Happy together for now...
Happy together for now... Happy Together

Let's spend this time loving the lovers in Wong Kar-Wai's films. And this will be time well spent because SIFF is streaming four films from Kar-Wai's peak (1994 to 2000). During this time, the Hong Kong director made Chungking Express, Fallen Angels, Happy Together, and In the Mood for Love. In each of these works (or worlds) are people in different states of love. In Happy Together, two Hong Kong men have turbulent days and turbulent nights in the city they are visiting, Buenos Aires. In In The Mood for Love, everything is in love: colors are in love, the sharp-looking clothes are in love, even the old and worn wallpaper is still in love.

With Fallen Angels, the elusive or even airy stuff of love becomes, at the end of the film, a puff of smoke that drifts up from a cigarette into the growing air behind a man and woman on a motorbike. They are exiting a tunnel at some early time in the morning. She has just eaten noodles. The city is not yet awake. His motorbike roars with all of its power. The glass towers surrounding the tunnel's opening reflect the blue light of a new day. I rate this is as one of the most heartbreakingly beautiful moments in the history of cinema.


But the visual power of the lover's smoke in Fallen Angles plays second fiddle to the cans of lovesickness in Kar-Wai's masterpiece Chungking Express. The film, released in the final years of Hong Kong's independence from the Chinese Communist Party, has two stories, one of which concerns a police offer, Cop 223, whose heart has been recently broken.

Now, a human really has two cultures: one that's entirely of their own making and is never (or is hardly) shared; and one that's shared with others. The first relates the self to the self, the second, the self to a society that is itself composed of those who, too, have two cultures. In part one of Chungking Express, we enter a drama that's set in the self-to-self culture.

The self is Cop 223. He fell in love with a flight attendant. She fell out of love with him. On April 1, Cop 223 was notified by the flight attendant of her determination to end the affair. Because he was not ready for this bad news, it hit him so hard his heart broke in two and his self fell into that negative eternity I call lovesickness. This is a terrible place to be in. When there—the middle of lovesickness—your self-to-self tries to make some sense of the situation. It wants to be helpful. It looks for patterns in the pieces of the smashed relationship like a detective or a dream, and when it finds one: it offers it to you, the self of the self-to-self, as something that might be supportive.

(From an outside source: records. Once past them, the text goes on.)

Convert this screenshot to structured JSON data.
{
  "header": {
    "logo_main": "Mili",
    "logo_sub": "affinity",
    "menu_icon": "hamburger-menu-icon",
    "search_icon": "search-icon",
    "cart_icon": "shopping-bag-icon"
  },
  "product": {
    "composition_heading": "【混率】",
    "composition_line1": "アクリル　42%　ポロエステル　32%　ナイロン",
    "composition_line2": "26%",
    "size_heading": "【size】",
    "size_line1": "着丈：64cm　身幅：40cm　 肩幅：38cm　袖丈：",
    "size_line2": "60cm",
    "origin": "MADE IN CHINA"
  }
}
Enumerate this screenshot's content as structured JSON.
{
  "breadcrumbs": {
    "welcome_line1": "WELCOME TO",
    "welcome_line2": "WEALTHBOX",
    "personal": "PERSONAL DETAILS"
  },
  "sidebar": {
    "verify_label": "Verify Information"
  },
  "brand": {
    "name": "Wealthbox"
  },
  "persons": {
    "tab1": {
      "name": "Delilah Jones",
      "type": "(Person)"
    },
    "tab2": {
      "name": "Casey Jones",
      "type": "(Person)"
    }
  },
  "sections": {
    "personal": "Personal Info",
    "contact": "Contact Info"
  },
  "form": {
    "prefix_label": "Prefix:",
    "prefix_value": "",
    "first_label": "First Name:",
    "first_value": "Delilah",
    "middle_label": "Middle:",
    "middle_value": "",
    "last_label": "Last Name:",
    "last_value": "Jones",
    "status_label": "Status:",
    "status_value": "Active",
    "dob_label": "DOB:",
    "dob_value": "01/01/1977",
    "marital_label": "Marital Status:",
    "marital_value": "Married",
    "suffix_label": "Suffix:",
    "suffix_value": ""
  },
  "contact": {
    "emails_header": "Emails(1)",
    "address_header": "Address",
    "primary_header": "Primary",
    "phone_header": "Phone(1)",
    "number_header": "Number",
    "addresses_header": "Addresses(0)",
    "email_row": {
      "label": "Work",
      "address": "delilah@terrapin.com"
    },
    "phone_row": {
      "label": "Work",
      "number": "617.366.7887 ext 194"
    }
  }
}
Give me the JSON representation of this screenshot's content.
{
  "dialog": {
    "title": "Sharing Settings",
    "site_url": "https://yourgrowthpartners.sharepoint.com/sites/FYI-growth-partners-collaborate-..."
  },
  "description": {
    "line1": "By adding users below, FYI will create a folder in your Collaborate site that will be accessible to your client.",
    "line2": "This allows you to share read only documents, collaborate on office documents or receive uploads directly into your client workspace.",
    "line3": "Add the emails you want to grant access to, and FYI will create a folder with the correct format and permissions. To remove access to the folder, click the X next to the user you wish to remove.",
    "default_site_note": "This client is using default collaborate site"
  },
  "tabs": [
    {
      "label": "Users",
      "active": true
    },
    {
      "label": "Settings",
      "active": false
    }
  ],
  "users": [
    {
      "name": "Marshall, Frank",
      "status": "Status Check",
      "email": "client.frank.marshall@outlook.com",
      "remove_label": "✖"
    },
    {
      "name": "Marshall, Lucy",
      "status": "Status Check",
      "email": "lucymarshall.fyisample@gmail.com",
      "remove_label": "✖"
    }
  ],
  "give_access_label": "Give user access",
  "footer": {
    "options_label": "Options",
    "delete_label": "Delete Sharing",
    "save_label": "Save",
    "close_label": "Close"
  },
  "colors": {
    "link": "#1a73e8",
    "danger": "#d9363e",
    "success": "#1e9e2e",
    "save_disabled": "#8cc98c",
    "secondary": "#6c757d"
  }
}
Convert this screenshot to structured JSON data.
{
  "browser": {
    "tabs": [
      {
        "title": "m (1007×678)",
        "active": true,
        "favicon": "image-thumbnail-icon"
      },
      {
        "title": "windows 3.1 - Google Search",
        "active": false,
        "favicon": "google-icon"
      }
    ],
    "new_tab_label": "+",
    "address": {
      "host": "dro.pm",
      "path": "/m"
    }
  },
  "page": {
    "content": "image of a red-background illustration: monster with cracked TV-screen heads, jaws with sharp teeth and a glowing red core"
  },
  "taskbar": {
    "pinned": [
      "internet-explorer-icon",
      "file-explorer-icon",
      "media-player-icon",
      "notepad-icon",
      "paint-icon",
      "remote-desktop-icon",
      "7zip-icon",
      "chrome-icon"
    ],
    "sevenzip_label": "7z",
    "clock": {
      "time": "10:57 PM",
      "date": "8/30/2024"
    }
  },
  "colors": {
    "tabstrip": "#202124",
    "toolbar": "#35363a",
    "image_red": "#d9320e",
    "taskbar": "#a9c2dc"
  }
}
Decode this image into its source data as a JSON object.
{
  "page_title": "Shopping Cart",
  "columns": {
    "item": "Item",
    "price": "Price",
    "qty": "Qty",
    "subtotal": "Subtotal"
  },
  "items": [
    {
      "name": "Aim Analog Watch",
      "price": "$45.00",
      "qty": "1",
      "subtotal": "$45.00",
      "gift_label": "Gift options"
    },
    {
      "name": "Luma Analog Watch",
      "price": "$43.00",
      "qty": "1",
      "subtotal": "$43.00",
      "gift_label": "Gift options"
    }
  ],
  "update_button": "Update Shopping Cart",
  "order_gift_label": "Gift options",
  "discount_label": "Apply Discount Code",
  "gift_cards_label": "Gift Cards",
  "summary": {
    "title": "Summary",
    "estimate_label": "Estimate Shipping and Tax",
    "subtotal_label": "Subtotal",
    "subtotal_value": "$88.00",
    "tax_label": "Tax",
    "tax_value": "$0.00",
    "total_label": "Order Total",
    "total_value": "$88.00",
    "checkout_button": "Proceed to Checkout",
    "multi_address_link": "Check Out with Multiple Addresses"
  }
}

This is exactly what happens in Chungking Express. Cop 223's self-to-self culture constructs connections and commitments that, though they help him cope with all of the grief-hungry hurt inside, would look weird or silly in the self-to-social context. It's best to keep these internally determined patterns to yourself. And this is what Cop 223 does, when his self-to-self connects the flight attendant's name, May, to a specific date stamped on pineapple cans in a convenience store near his apartment, May 1.

Cop 223 forms an inner culture that's devoted to only those cans. The preserved yellow slices of fruit from some tropical place become the grief he can consume. When a can is opened, he consumes and even savors lovesickness. But one day, his inner culture is rattled by an unexpected change in the world of the self-to-society.

What you will not find elsewhere in cinema are pineapple cans that provide direct access to a culture that's always kept inside and often all one has to keep from falling apart when a heart has been broken.